Komputeryzujemy się [6/88]

W poszukiwaniu kwitnącej lipy

“Komputer zastąpił lekarza” – to tytuł z “Kuriera Polskiego”, w którym swoje przeżycia z dr. med. Komputerem opowiada Henryk Borzucki:

“Komputer, przed którym siedzę, nie wyróżnia się niczym szczególnym. A przecież zastępuje lekarza i za chwilę umożliwi poznanie stanu mojego zdrowia. Nie muszę nawet rozbierać się. Zdejmuję jedynie zegarek z ręki i skarpetkę z jednej nogi. Do potrzymania otrzymuję metalowy pręt na uwięzi.”

Jak podaje autor, komputer, który go zbadał, zaprojektowany i zbudowany został z przeznaczeniem dla gabinetów akupunktury przez przedsiębiorstwo zagraniczne Globo mieszczące się w Choszcznie.

Stan zdrowia red. Borzuckiego nie okazał się dobry: “komputer z beznamiętną obojętnością stawia diagnozę. W chwilę później trzymam ją w ręce wystukaną na drukarce.

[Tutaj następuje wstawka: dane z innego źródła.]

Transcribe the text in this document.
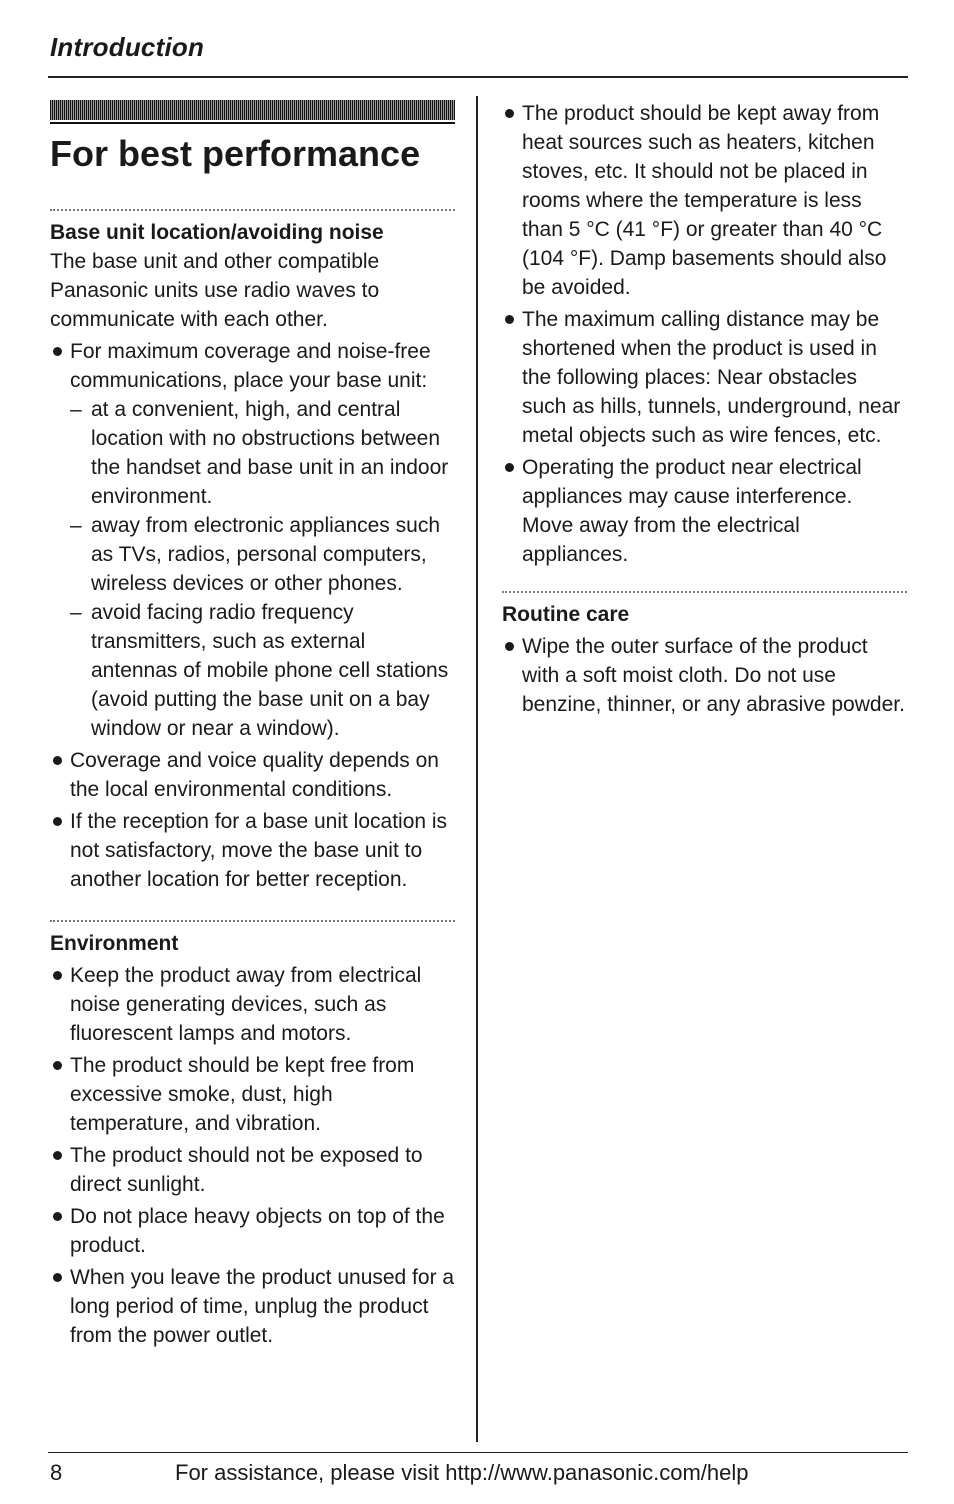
Introduction
For best performance
Base unit location/avoiding noise

The base unit and other compatible Panasonic units use radio waves to communicate with each other.

For maximum coverage and noise-free communications, place your base unit:
– at a convenient, high, and central location with no obstructions between the handset and base unit in an indoor environment.
– away from electronic appliances such as TVs, radios, personal computers, wireless devices or other phones.
– avoid facing radio frequency transmitters, such as external antennas of mobile phone cell stations (avoid putting the base unit on a bay window or near a window).
Coverage and voice quality depends on the local environmental conditions.
If the reception for a base unit location is not satisfactory, move the base unit to another location for better reception.
Environment
Keep the product away from electrical noise generating devices, such as fluorescent lamps and motors.
The product should be kept free from excessive smoke, dust, high temperature, and vibration.
The product should not be exposed to direct sunlight.
Do not place heavy objects on top of the product.
When you leave the product unused for a long period of time, unplug the product from the power outlet.
The product should be kept away from heat sources such as heaters, kitchen stoves, etc. It should not be placed in rooms where the temperature is less than 5 °C (41 °F) or greater than 40 °C (104 °F). Damp basements should also be avoided.
The maximum calling distance may be shortened when the product is used in the following places: Near obstacles such as hills, tunnels, underground, near metal objects such as wire fences, etc.
Operating the product near electrical appliances may cause interference. Move away from the electrical appliances.
Routine care
Wipe the outer surface of the product with a soft moist cloth. Do not use benzine, thinner, or any abrasive powder.
8	For assistance, please visit http://www.panasonic.com/help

Nie jest optymistyczna, każe zwrócić uwagę przede wszystkim na układ krążenia.”

Na swojej drukarce komputer wystukuje też receptę: “Na wydruku jedenaście pozycji: kwiat tarniny, owoc jarzębiny, ziele rdestu ptasiego, liść brzozy, kwiat nagietka, kwiat lipy, strąk fasoli, kora wierzby, ziele skrzypu polnego, liść czarnej porzeczki, ziele fiołka trójbarwnego. Pić trzy razy dziennie szklankę naparu z łyżki ziół 20 minut przed jedzeniem.”

Na szczęście komputer ma tyle rozsądku, że zapisuje lekarstwa, które na pewno nikomu nie zaszkodzą. Przeciwnie nawet – niedzielna wycieczka za miasto w poszukiwaniu kwiatu lipy będzie pożyteczna dla układu krążenia.

Jak zmienić tłustą kurę w chudego kurczaka

Wychodząc z założenia, iż “według zgodnej opinii wielu fachowców z dziedziny ekonomii, komputeryzacja Polski za prywatne pieniądze jest najlepszym pomysłem, na który wpadli ludzie odpowiedzialni za unowocześnienie naszej gospodarki” i przypominając korzyści, jakie dało zniesienie ceł na komputery, “Gazeta Krakowska” proponuje krok następny. W artykule “Między zdrowym rozsądkiem a przepisami” Wojciech Żurawski pisze o wysokości podatków od sprzedaży sprzętu komputerowego:

“Otóż każdy obywatel od takiej transakcji musi zapłacić podatek: dochodowy i obrotowy. Zakładając, że skromny sprzęt wg wyceny rzeczoznawcy kosztuje np. 1,5-2 mln zł, zgodnie z przepisami należy niemal 70 proc. zysku przeznaczyć na podatki! Cóż więc robi obywatel? Udaje się do urzędu skarbowego w danej dzielnicy i uprzejmie informuje, że komputer pragnie darować matce lub ojcu i wówczas płaci tylko 19 proc. podatku od darowizny i transakcja dalszej sprzedaży, firmowana już przez nowego właściciela, może zostać sfinalizowana. Najlepiej mieć dużo rodzeństwa, długowiecznych dziadków, którzy kolektywnie otrzymują klawiaturę, monitor, “mózg” maszyny w częściach, a następnie notarialnie upoważniają faktycznego właściciela do łącznego prowadzenia negocjacji na temat sprzedaży.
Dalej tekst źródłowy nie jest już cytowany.